Hi,
To check for ASE, I performed multisample gDNA variant calling using GATK and got heterozygous biallelic sites for which I looked for RNA-seq read counts for both Ref and Alt alleles at those sites. I used allelecounter (v0.6) for that (https://github.com/secastel/allelecounter). More information- I performed joint variant calling using 81 water buffalo samples (GATK v4.0.4.0), after which I separated 4 samples from the multisample VCF whose RNA-seq data I had got. BAM files for 14 RNA-seq samples were generated using HISAT2 after which allelecounter was used to count allele-specific read counts. The 14 RNA-seq samples are a mix of total RNA-seq and mRNA-seq. The problematic samples are from total RNA-seq. There are other total RNA-seq samples as well in the set, but they don't show any problem.
For checking reference mapping bias, I generated plots for 14 RNA-seq samples. Two of the plots had multimodal distribution showing extreme imprinted loci which cannot be true.
What can be the reason for this and why is it showing only in the two samples? Just to add, the two sample produced such plot because there are many loci that were genotyped as a heterozygous site, but in the RNA-seq data, those sites have reads supporting either ref or alt allele only. I am aware that some sites will be like that (tail of the distribution), but so many?? If more information is needed, I will be glad to share.

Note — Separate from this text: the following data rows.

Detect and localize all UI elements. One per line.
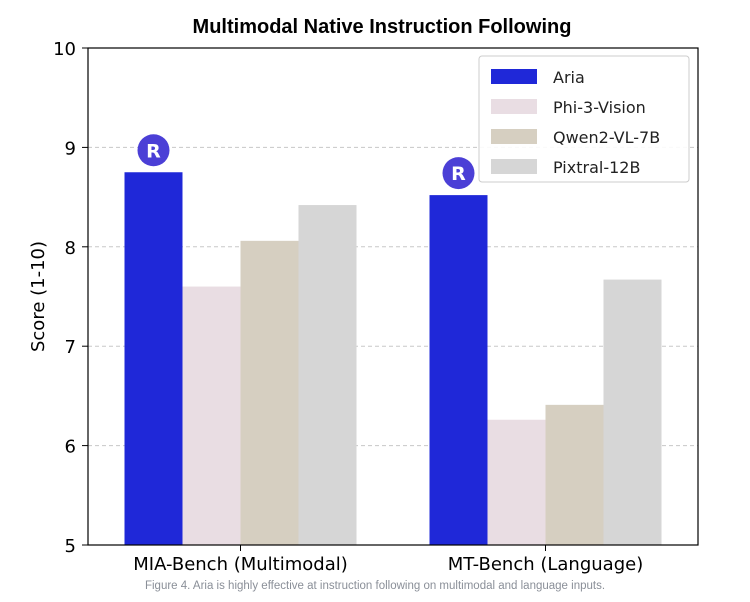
chart-title: Multimodal Native Instruction Following [193,16,572,38]
chart-container: Multimodal Native Instruction Following … [28,16,699,575]
aria-logo-glyph: R [451,163,466,185]
bar-pixtral-12b [298,205,357,545]
bar-phi-3-vision [487,419,546,545]
legend-swatch [491,99,537,114]
bars [124,172,662,545]
bar-aria [429,195,488,545]
y-axis-label: Score (1-10) [28,241,49,352]
y-tick-label: 10 [53,39,76,60]
axis-ticks: 5 6 7 8 9 10 MIA-Bench (Multimodal) MT-Bench (L… [53,39,643,575]
y-tick-label: 9 [65,138,76,159]
aria-logo-icon [137,134,170,167]
y-tick-label: 7 [65,337,76,358]
aria-logo-icon [442,157,475,190]
bar-qwen2-vl-7b [240,240,299,545]
logo-markers: RR [137,134,475,190]
legend-label: Aria [553,68,585,87]
y-tick-label: 6 [65,437,76,458]
plot-frame [87,47,699,546]
legend-swatch [491,129,537,144]
aria-logo-glyph: R [146,140,161,162]
legend-label: Phi-3-Vision [553,98,646,117]
legend-swatch [491,159,537,174]
figure-caption: Figure 4. Aria is highly effective at in… [144,580,606,592]
y-tick-label: 8 [65,238,76,259]
bar-phi-3-vision [182,286,241,545]
legend-box [478,55,690,183]
legend-swatch [491,69,537,84]
x-tick-label: MIA-Bench (Multimodal) [133,554,348,575]
bar-aria [124,172,183,545]
legend-label: Qwen2-VL-7B [553,128,660,147]
legend-label: Pixtral-12B [553,158,640,177]
legend: Aria Phi-3-Vision Qwen2-VL-7B Pixtral-12B [478,55,690,183]
y-tick-label: 5 [65,536,76,557]
bar-chart: Multimodal Native Instruction Following … [28,16,699,575]
bar-pixtral-12b [603,279,662,545]
x-tick-label: MT-Bench (Language) [448,554,643,575]
bar-qwen2-vl-7b [545,404,604,545]
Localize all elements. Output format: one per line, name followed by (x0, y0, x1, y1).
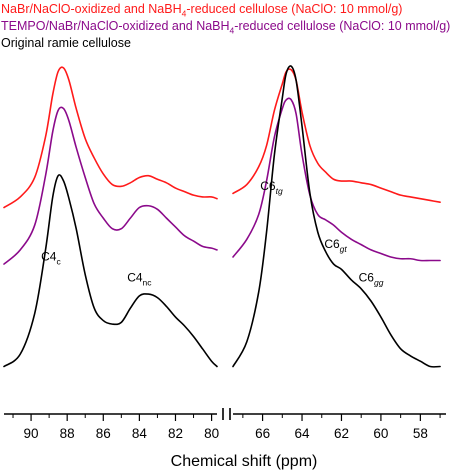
series-line-3-panel-1 (3, 174, 218, 368)
series-line-1-panel-2 (232, 68, 441, 204)
x-tick-label: 60 (373, 426, 388, 441)
series-line-3-panel-2 (232, 65, 441, 368)
peak-label: C4c (41, 250, 61, 267)
x-tick-label: 58 (413, 426, 428, 441)
x-tick-label: 82 (168, 426, 183, 441)
legend-entry: TEMPO/NaBr/NaClO-oxidized and NaBH4-redu… (1, 19, 451, 36)
x-tick-label: 84 (132, 426, 148, 441)
x-axis-title: Chemical shift (ppm) (171, 453, 318, 470)
x-tick-label: 80 (204, 426, 219, 441)
legend-entry: NaBr/NaClO-oxidized and NaBH4-reduced ce… (1, 2, 403, 19)
x-tick-label: 88 (60, 426, 75, 441)
peak-label: C6gg (359, 271, 384, 288)
x-tick-label: 90 (24, 426, 39, 441)
series-line-2-panel-2 (232, 97, 441, 262)
peak-label: C4nc (127, 271, 152, 288)
x-tick-label: 86 (96, 426, 111, 441)
legend-entry: Original ramie cellulose (1, 36, 131, 50)
series-line-1-panel-1 (3, 66, 218, 209)
x-tick-label: 66 (255, 426, 270, 441)
x-tick-label: 62 (334, 426, 349, 441)
x-tick-label: 64 (295, 426, 311, 441)
peak-label: C6gt (324, 237, 347, 254)
peak-label: C6tg (260, 179, 283, 196)
series-line-2-panel-1 (3, 106, 218, 265)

Interesting. Have you done some basic QC of the mRNA-Seq samples? Usually you would do clusters/PCA/MDS etc to check the status of replicates, control/treatment differentiation, or even simple total mapped read numbers (for normalization). For me, the first two samples seem to have lower than normal read counts in general, compared to the other samples. Maybe they are the outliers in the mRNA-Seq experiment.
Hi Vitis,
Thanks for the reply. I have not done that. My basic QC was limited to fastqc visualisation and trimming. I forgot to mention that the problematic samples are from total RNA-seq. My 14 samples have a mix of mRNA-seq and total RNA-seq samples. I have updated my post now.